Iscriviti alla newsletter



Registrati alla newsletter (giornaliera o settimanale):
Ricevi aggiornamenti sulla malattia, gli eventi e le proposte dell'associazione. Il tuo indirizzo email è usato solo per gestire il servizio, non sarà mai ceduto ad altri.


Bocco di recettore delle cellule immunitarie inverte l'Alzheimer ... nei topi

Le cellule cerebrali chiamate microglia ingoiano sostanze tossiche e detriti cellulari, calmano l'infiammazione e producono sostanze che nutrono i neuroni. Una nuova ricerca dimostra che mantenerle al lavoro può impedire la neurodegenerazione.

Bocco di recettore delle cellule immunitarie inverte l'Alzheimer ... nei topi
La moria di massa di cellule nervose nel cervello delle persone con Alzheimer può in gran parte verificarsi perché una classe di cellule del cervello completamente diversa, chiamate microglia, cominciano a non fare più il loro lavoro, secondo un nuovo studio condotto da ricercatori dell'Università di Stanford.


I ricercatori hanno scoperto nei topi che, bloccando l'azione di una singola molecola sulla superficie della microglia, si ripristina la capacità delle cellule di fare il loro lavoro, e si inverte la perdita di memoria e una miriade di altre caratteristiche simili all'Alzheimer negli animali.
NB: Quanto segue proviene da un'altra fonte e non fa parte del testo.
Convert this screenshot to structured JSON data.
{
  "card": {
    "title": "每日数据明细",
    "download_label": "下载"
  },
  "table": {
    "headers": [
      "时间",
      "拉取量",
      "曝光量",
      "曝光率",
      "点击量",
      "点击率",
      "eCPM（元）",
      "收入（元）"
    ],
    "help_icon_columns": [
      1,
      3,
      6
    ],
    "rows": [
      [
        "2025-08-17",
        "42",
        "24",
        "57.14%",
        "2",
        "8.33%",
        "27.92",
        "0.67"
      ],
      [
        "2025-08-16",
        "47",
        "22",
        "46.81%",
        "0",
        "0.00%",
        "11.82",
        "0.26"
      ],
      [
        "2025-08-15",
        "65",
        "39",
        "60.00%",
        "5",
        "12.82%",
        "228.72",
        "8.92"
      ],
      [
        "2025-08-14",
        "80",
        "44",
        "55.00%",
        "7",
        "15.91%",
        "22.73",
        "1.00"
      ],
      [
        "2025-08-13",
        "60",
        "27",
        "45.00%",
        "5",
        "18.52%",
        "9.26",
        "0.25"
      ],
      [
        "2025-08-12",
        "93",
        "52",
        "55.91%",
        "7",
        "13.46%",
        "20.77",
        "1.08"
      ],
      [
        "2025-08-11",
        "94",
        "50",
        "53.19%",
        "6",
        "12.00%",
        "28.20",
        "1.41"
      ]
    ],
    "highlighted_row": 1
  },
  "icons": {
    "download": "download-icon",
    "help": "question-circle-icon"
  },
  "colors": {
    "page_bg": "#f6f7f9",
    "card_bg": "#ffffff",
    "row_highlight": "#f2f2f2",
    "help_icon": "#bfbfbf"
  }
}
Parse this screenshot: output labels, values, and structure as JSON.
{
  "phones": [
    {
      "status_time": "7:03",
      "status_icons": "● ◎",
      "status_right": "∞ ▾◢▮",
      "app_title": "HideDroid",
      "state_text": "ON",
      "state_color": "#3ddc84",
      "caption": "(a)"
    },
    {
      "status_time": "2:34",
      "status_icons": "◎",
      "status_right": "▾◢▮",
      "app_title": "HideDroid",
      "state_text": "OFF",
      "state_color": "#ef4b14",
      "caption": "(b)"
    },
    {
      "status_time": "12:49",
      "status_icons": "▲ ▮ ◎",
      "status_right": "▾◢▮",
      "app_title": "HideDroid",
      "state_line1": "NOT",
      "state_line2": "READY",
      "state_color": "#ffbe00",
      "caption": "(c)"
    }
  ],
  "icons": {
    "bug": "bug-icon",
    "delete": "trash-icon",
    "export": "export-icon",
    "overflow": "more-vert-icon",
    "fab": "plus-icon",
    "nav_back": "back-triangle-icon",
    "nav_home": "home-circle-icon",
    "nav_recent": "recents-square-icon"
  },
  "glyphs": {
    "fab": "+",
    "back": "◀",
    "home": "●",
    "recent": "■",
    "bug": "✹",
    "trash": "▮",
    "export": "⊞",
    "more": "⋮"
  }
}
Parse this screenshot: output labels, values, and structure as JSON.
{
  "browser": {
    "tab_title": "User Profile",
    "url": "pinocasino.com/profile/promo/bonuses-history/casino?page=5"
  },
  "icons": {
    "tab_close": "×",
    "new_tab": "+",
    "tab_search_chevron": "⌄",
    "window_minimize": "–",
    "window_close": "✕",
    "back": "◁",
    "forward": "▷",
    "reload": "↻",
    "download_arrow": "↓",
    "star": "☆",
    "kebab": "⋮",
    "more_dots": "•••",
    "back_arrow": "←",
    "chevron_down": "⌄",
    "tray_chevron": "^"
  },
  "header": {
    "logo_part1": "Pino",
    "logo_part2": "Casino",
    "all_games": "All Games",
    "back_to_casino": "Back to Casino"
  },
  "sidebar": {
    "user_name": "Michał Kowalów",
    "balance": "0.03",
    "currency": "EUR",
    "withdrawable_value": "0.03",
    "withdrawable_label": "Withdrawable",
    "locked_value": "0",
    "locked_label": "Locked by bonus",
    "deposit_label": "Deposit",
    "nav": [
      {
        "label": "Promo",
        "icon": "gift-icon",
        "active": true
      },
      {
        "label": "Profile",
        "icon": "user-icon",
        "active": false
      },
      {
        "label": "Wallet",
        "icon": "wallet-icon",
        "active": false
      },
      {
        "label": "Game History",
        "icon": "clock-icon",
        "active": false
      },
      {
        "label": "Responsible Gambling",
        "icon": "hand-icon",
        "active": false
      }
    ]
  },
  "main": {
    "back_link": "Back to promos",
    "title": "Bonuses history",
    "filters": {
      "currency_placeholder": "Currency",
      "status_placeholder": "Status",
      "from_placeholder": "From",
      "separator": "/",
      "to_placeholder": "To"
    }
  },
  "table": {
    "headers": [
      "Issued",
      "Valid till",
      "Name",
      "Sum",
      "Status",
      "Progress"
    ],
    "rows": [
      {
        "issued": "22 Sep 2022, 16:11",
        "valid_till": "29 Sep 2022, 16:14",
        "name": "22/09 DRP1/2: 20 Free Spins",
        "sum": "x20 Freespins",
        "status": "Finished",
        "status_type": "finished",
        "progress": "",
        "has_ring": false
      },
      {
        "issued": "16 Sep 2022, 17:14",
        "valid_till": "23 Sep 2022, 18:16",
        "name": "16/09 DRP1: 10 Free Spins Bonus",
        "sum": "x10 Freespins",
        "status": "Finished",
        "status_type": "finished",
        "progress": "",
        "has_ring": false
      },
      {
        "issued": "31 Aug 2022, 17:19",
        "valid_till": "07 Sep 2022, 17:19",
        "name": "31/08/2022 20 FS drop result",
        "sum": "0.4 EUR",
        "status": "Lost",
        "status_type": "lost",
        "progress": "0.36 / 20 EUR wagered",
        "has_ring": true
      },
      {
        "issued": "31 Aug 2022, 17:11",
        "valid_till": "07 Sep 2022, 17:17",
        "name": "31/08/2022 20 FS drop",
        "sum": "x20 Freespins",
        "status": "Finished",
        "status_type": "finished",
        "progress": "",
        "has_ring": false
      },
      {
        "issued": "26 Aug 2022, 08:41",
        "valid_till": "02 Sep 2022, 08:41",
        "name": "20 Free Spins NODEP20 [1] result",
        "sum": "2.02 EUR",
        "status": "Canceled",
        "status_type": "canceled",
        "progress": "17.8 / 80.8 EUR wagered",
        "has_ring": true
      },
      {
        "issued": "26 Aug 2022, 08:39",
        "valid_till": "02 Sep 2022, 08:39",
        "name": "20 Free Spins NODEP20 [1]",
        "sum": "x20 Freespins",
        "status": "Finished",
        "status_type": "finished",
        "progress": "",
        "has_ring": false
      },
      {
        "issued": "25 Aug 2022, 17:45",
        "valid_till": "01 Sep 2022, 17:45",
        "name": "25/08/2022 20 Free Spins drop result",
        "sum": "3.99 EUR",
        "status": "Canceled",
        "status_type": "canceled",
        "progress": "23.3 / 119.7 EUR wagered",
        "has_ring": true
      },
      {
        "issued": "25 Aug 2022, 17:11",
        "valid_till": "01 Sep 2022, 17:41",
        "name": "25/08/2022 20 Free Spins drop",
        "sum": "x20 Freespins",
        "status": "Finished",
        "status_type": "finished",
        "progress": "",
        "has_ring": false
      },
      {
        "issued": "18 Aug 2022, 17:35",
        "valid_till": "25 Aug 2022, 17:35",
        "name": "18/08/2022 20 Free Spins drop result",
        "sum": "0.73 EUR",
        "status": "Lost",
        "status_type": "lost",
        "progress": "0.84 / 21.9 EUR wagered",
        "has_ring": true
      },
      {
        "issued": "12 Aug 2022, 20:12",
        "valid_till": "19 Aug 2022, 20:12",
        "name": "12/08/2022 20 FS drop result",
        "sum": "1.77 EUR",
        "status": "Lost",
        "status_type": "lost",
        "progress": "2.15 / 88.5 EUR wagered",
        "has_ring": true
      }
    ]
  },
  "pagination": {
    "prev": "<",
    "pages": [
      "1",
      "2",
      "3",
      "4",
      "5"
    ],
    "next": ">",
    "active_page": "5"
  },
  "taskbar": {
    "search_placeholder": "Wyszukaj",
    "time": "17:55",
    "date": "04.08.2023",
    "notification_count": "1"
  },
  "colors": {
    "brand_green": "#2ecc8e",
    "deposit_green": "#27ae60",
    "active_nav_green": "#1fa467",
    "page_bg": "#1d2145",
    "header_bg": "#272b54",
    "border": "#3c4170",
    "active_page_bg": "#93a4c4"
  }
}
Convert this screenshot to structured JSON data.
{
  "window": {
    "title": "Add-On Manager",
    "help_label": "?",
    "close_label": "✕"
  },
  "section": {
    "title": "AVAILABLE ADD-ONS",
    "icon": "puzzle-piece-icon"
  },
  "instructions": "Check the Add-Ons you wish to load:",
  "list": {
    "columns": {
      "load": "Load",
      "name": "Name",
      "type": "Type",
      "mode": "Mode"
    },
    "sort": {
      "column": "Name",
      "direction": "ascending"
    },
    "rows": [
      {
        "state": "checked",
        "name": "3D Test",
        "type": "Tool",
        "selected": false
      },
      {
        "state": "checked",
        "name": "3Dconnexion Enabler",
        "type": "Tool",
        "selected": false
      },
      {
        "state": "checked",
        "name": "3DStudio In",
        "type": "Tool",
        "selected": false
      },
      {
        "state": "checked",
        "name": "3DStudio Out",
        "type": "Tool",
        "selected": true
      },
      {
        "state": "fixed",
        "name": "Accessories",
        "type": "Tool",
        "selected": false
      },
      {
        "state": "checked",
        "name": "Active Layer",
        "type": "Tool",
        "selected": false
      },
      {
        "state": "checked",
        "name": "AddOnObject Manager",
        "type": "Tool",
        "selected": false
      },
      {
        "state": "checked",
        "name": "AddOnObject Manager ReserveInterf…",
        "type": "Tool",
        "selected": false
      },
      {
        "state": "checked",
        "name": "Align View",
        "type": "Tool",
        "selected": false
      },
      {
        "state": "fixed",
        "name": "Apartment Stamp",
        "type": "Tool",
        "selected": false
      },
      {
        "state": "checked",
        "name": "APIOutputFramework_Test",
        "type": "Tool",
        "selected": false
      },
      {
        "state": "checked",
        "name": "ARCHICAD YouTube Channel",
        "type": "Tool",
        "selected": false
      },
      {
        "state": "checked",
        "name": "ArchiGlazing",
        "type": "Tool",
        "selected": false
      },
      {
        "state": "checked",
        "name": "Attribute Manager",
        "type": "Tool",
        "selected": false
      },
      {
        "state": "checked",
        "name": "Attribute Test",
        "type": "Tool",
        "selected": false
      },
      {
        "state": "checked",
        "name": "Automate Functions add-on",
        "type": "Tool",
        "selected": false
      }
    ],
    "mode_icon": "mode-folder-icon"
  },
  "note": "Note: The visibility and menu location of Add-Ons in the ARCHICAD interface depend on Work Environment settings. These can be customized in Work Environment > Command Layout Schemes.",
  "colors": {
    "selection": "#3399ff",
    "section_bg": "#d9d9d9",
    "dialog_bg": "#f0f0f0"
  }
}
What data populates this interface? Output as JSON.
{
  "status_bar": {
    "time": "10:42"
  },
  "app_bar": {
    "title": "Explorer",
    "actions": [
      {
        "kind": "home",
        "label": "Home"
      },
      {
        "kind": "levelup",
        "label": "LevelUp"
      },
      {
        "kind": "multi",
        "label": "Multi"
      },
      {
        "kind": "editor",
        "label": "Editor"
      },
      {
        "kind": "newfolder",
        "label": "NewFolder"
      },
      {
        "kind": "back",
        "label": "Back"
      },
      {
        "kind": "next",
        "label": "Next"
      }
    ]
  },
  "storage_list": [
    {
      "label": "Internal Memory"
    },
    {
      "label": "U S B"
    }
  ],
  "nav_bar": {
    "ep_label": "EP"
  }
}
Lo studio, pubblicato l'8 dicembre online su The Journal of Clinical Investigation, illustra l'importanza della microglia e potrebbe portare a nuovi modi per scongiurare l'insorgenza dell'Alzheimer, che nelle previsioni potrebbe affliggere 15 milioni di persone [in USA] entro la metà del secolo, a meno di non trovare una qualche forma di cura o prevenzione. Lo studio può anche aiutare a spiegare un'associazione intrigante tra l'aspirina e tassi più bassi di Alzheimer.


Le microglia, che costituiscono circa il 10-15 per cento di tutte le cellule del cervello, in realtà assomigliano alle cellule immunitarie considerevolmente di più di quanto non lo siano le cellule nervose. "Le microglia sono i poliziotti di quartiere del cervello", ha detto Katrin Andreasson, MD, professore di neurologia e scienze neurologiche e autore senior dello studio. "I nostri esperimenti dimostrano che mantenerli sulla strada giusta contrasta la perdita di memoria e conserva una fisiologia sana del cervello".

 

 

Coinvolta una singola molecola

Un cellula microgliale funge da sentinella di prima linea, monitorando nei suoi dintorni le attività e i materiali sospetti, sondando l'ambiente locale. Se individua problemi, rilascia sostanze che reclutano altre microglia sulla scena, ha detto Andreasson.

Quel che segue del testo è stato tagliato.